Assume a storage subsystem with the following characteristics, chosen to make calculations simple rather than for real-world accuracy. It can sustain 100MB / second for sequential reads or writes, but seeks take 1ms, so only 1000 IOPS. This is in between a fast HDD RAID and a slow SSD.

Recall the Basho benchmark, inserting 100 million records with integer keys (in random order), and 100 byte values. Focus on the last insert.

  • Read or insert in a single large tree:

  • assume internal nodes are in memory, access time 0.1ms (should be much lower)

  • chance of a leaf fault is ~90%

  • expected response time is 10% of 0.1ms + 90% of 1ms = 0.91ms

  • Blind insert/update/delete in an LSM tree:

  • chance of a leaf fault: 0%

  • expected response time: 0.1ms (9x faster).

  • Search in an LSM tree without Bloom filters (including checked updates):

  • 500MB in memory

  • 500MB, 1GB and 8GB trees on disk, assuming a merging strategy where on-disk files are merged when the expected size is greater than double the largest tree to be merged.

  • expected read time: 5% of 0.1ms + 95% of 1ms + 90% of 1ms + 80% of 1ms = 2.7ms

  • Search in an LSM tree with Bloom filters:

  • 500MB in memory, plus assume Bloom filters fit in memory (should be under 100MB for this data set to get < 5% false positives)

  • 500MB, 1GB and 8GB trees on disk, assuming the same merging strategy.

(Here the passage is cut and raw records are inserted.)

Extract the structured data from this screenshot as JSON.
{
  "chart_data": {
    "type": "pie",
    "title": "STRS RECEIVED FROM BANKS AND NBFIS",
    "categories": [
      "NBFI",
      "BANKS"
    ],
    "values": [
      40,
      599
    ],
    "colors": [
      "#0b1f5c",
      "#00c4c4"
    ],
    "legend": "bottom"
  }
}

  • expected read time of non-existent record: 5% of 0.1ms + 95% of 0.1ms + 5% of (95% of 1ms + ...) = ~0.1ms

  • expected read time of existing record: 5% of 0.1ms + 95% of 0.1ms + 90% of 0.1ms + 80% of 0.1ms + 1ms = ~1.3ms

Implementation Notes

The implementation will primarily consist of two parts:

  1. Building Bloom filters on read-only components of an LSM tree; and
  2. Modifying the LSM cursor code to check for key existence in the Bloom filter (if available) before reading from a component of the tree.

Bloom filters will be implemented with a column store bitmap (with single bit values). The bitmap will be created by scanning a stable file, computing the bitmap in memory, then bulk-loading the bits into the file. Since the files are read-only, there is no complexity about scaling the bitmaps: we know the number of records in advance.

TODO: describe the schema table entries for Bloom filters.